Роберт Музиль умер от кровоизлияния в мозг 15 апреля 1942 года, успев
застать воплощенными в жизнь самые мрачные предвидения своих книг. Он ушел,
оставив на рабочем столе прерванную на полуслове рукопись второго тома
Человека без свойств*.

Многие годы шлифуя и отделывая главный труд жизни, Музиль менял не
только многое в тексте, но даже главные концепции своего произведения.
Согласно распространенному мнению, он собирался усилить эссеистскую часть
романа вплоть до его переделки в философско-мистическое поэтическое
произведение, по возможности обрывая связи главных героев с реальным миром,
ограничив сюжетные линии символикой сексуального комплекса, которому, если
верить Э. Кайзеру, был подвержен автор.

Музилевский роман с самого начала имел две возможности: либо
возможность "иного состояния", достижимого на основе соединения (героя) со
вновь обретенной сестрой, его светлым отражением... либо освобождение убийцы
и слияние с темным отражением, которое означает отрицание мира, преступление
и разрушение.

* Годом позже Марта Музиль предприняла попытку издать новые главы и
авторские переработки гранок 1938 г. Издание осуществлялось по подписке и
имело тираж 200 (!) экземпляров...

    668



Вполне возможно, что для Музиля роман стал не только способом духовного
освоения мира, но и фрейдовским вытеснением, сублимацией - "попыткой
самолечения от инцестоневроза". Кайзер и Уилкинс небезосновательно считают,
что глава "Дыхание летнего дня", над которой автор работал в день своей
смерти, должна была стать заключительной, дописанной почти до самого конца.
Мне представляется реалистичным желание Музи-ля-художника оборвать связи
alter ego с озверевшим, ощерившимся миром, не оставляющим места
индивидуальному человеческому существованию. На то есть несколько оснований.
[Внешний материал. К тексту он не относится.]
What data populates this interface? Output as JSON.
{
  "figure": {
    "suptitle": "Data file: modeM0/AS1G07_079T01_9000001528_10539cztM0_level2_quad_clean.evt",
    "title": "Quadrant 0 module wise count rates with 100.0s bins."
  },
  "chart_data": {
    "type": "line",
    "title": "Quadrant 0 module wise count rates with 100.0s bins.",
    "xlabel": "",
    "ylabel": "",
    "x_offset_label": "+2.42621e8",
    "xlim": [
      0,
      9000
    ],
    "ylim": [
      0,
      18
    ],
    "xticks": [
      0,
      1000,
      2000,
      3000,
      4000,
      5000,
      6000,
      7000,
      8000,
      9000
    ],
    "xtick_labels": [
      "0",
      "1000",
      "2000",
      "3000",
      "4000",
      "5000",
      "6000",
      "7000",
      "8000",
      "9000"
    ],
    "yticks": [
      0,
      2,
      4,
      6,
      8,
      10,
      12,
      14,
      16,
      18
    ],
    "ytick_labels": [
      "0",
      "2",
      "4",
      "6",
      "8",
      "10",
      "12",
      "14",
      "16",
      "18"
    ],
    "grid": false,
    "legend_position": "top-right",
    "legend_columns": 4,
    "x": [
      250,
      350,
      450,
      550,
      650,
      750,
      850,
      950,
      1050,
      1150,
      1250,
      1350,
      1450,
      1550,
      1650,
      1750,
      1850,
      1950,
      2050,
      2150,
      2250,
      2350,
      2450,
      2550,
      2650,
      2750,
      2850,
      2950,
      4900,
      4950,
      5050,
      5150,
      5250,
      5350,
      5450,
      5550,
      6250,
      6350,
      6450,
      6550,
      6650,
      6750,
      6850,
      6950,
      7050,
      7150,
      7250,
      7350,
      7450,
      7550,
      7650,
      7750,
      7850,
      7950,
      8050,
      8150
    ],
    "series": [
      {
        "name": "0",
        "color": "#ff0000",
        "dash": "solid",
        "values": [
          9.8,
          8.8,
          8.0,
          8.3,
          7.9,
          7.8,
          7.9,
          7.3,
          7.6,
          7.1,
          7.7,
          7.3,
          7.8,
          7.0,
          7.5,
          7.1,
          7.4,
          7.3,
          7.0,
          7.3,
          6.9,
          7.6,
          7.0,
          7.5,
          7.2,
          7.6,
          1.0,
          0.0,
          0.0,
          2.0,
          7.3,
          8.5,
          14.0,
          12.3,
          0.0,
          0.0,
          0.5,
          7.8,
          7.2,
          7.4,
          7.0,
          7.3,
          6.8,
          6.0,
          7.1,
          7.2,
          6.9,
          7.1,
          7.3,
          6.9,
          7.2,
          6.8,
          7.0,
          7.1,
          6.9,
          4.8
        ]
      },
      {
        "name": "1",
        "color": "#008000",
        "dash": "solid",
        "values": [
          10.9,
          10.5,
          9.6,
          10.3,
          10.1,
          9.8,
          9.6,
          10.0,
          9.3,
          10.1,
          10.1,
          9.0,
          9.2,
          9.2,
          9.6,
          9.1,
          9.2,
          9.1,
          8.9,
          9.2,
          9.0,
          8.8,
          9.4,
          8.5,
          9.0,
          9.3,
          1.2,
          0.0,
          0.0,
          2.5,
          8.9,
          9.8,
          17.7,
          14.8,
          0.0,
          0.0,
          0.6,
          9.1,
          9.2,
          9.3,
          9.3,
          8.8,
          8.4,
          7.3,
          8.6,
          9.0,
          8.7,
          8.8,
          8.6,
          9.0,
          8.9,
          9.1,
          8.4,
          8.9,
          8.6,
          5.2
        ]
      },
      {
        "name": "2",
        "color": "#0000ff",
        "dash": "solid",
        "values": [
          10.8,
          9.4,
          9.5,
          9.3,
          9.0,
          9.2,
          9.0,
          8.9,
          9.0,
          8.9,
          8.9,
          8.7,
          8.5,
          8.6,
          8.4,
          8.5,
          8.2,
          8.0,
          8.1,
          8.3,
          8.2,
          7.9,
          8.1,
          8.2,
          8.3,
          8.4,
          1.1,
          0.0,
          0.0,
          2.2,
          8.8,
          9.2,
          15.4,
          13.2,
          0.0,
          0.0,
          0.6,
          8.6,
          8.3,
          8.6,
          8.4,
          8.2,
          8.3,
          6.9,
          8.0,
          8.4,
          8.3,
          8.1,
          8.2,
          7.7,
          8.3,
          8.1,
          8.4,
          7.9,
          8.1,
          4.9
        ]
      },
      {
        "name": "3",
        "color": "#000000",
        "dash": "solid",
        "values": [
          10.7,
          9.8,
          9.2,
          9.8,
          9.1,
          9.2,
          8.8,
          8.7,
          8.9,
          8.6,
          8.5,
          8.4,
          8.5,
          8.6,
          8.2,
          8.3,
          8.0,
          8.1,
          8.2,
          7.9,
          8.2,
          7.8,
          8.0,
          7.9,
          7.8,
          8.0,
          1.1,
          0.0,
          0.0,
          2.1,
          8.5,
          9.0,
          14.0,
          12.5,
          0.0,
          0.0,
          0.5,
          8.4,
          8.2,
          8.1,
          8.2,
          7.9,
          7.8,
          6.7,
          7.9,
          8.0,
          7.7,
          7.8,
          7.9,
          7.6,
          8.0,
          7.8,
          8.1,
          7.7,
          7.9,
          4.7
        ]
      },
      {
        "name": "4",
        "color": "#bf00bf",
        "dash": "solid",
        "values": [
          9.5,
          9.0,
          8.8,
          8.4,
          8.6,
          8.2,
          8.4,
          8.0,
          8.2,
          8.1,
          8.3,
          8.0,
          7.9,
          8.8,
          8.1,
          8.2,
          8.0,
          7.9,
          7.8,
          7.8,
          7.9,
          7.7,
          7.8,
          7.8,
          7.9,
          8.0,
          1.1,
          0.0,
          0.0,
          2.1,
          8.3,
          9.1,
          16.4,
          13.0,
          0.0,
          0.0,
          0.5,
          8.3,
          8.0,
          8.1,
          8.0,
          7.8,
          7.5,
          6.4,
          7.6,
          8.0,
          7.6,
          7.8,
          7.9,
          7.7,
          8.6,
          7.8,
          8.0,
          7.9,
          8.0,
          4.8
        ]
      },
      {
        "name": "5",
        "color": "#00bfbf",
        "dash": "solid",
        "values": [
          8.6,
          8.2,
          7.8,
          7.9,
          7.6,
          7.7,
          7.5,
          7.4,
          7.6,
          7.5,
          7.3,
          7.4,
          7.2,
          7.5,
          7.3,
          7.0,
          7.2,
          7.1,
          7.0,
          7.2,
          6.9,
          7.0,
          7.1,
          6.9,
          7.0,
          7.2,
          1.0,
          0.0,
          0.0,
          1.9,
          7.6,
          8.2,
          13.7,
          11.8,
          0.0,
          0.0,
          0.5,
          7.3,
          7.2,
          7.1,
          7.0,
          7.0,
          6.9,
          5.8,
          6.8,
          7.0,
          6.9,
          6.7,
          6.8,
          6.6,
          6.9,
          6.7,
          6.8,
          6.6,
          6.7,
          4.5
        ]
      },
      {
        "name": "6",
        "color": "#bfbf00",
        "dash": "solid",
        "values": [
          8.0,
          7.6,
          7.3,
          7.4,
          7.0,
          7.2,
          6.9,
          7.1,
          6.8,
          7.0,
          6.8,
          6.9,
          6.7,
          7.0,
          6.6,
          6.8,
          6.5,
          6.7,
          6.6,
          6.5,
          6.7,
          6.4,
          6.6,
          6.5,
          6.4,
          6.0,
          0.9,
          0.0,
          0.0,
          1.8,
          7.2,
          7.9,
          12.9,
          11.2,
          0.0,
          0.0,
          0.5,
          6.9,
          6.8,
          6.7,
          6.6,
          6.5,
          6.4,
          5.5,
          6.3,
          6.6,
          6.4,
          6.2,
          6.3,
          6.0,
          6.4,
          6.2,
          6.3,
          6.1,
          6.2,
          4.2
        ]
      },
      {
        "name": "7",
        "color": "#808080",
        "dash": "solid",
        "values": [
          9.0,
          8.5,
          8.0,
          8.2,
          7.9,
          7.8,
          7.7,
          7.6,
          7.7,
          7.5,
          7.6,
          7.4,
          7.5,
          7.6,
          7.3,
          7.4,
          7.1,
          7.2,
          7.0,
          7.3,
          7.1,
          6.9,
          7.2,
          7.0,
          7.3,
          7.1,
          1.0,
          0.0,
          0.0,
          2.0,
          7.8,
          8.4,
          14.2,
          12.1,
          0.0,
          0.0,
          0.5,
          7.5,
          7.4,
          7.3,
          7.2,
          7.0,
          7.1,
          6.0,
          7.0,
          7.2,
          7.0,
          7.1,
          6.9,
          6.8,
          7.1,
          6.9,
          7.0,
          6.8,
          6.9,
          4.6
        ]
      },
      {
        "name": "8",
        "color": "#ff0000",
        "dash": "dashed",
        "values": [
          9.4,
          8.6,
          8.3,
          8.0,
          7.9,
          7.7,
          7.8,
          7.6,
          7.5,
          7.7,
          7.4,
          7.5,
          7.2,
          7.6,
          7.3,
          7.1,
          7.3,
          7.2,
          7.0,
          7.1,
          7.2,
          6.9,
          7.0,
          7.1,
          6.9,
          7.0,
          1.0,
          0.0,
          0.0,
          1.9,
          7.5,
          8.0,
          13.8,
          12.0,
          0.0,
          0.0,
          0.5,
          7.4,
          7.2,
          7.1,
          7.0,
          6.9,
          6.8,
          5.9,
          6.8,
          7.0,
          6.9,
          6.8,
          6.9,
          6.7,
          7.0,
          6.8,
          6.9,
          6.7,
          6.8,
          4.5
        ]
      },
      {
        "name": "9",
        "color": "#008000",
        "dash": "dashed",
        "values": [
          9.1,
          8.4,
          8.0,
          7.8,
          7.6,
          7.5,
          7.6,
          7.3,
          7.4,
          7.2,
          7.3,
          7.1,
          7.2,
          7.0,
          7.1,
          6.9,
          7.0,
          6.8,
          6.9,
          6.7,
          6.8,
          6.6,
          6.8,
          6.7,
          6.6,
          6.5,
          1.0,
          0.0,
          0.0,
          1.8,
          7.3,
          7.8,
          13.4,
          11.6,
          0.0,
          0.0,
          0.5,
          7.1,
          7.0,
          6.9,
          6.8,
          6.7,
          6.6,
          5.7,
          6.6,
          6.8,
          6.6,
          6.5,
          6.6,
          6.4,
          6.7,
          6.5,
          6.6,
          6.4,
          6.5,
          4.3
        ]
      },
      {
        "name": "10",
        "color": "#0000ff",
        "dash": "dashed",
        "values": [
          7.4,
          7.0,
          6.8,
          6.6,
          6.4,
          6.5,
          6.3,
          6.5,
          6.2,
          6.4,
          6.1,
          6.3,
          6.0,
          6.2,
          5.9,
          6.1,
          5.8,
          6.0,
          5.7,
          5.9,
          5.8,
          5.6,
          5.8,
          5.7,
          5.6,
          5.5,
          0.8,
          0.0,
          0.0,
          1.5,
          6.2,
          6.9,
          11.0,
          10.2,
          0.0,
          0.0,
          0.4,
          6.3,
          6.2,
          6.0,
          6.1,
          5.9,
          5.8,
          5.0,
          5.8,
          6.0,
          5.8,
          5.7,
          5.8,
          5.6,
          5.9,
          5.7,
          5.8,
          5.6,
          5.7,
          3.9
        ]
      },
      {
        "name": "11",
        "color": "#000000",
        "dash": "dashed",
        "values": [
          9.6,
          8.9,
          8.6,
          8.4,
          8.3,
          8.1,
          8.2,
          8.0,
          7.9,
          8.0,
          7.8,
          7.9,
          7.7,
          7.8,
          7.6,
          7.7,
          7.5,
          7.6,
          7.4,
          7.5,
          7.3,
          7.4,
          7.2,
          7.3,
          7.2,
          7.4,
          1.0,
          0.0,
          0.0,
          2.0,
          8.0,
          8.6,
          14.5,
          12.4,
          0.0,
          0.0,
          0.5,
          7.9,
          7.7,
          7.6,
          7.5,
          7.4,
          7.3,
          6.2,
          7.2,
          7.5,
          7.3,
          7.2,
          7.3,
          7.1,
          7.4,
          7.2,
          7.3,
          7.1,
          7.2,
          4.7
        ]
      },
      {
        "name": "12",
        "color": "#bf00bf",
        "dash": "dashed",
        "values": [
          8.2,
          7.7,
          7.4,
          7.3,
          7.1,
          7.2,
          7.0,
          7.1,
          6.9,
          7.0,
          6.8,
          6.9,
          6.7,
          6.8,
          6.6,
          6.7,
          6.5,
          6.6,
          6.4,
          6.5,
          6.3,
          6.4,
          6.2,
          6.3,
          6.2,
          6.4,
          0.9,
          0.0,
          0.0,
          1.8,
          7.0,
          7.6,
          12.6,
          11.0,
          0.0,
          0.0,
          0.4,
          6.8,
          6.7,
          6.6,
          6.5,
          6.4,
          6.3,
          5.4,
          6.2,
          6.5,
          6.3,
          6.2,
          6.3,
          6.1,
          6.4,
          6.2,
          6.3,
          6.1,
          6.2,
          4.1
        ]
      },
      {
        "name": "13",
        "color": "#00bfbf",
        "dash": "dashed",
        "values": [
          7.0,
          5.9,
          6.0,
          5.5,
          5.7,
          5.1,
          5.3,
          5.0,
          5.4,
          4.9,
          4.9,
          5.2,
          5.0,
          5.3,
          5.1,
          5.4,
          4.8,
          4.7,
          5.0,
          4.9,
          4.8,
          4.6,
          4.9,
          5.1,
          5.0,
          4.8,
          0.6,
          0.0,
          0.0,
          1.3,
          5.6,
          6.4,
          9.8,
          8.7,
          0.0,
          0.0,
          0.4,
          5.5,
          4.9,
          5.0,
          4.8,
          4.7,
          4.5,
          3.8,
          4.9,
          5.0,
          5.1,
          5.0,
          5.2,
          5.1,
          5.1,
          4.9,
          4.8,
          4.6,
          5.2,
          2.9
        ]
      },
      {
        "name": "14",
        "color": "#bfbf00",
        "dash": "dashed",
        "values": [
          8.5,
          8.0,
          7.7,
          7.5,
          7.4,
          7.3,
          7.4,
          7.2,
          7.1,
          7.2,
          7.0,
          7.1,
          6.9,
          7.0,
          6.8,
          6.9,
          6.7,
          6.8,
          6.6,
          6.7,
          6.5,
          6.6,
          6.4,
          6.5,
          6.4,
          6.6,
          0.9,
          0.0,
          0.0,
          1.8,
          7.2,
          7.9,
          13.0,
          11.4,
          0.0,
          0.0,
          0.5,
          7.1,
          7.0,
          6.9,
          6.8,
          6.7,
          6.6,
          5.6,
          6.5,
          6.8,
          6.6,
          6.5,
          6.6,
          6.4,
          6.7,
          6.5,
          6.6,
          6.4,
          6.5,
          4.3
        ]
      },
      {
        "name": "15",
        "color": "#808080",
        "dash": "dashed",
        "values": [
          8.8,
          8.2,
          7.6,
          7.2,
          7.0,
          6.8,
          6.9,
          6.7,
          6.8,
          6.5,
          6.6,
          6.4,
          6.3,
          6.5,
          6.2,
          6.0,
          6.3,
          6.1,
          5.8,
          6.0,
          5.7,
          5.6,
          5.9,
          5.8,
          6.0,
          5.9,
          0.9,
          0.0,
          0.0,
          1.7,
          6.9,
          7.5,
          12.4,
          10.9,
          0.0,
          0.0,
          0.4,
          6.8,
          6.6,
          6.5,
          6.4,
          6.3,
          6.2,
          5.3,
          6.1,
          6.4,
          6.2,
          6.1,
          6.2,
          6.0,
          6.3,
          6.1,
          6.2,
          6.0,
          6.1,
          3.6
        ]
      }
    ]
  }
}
В конце жизни работа давалась художнику огромным напряжением сил.
Сказывались нищета, тяготы эмигрантского быта, резкое ухудшение здоровья,
превосходившие самую мрачную фантазию реалии осатаневшего мира. Речь уже шла
не об иронии или сатире на мир, а о невозможности осознания всей глубины
дьявольщины: "Часто у меня создается впечатление, - гласит дневниковая
запись Музиля, датированная 1941 годом, - что ум мой сдает, но истина,
скорее, в том, что постановка проблемы [состояния мира] перерастает его
возможности". Сатира "параллельной акции" тускнела по сравнению с
происходящим в ста-линско-гитлеровской Европе, "патриотическое предприятие"
принимало масштабы всемирного людоедства.

Уже в 1933-м Музиль писал: "Картина духовного состояния: врачи заперты,
а сумасшедшие взяли на себя руководство домом". Ныне, писатель сознает, что
"злобе дня" не до его моральных исканий, что мир на пороге крушения
культуры, которое "завершится, вероятно, теперь"... Так что "моралисту
придется обождать".

Поскольку, по словам Музиля, все внешние линии сводятся к войне, герою,
взыскующему жизни духа, ничего не остается, как искать убежища в раковине.

К. Магрис:

В "Человеке без свойств" отсутствует история; присутствует лицо эпохи,
дыхание безнадежно утраченного времени, социологическое исследование чувств
и обычаев и вневременной момент погружения в любовь и мистический экстаз.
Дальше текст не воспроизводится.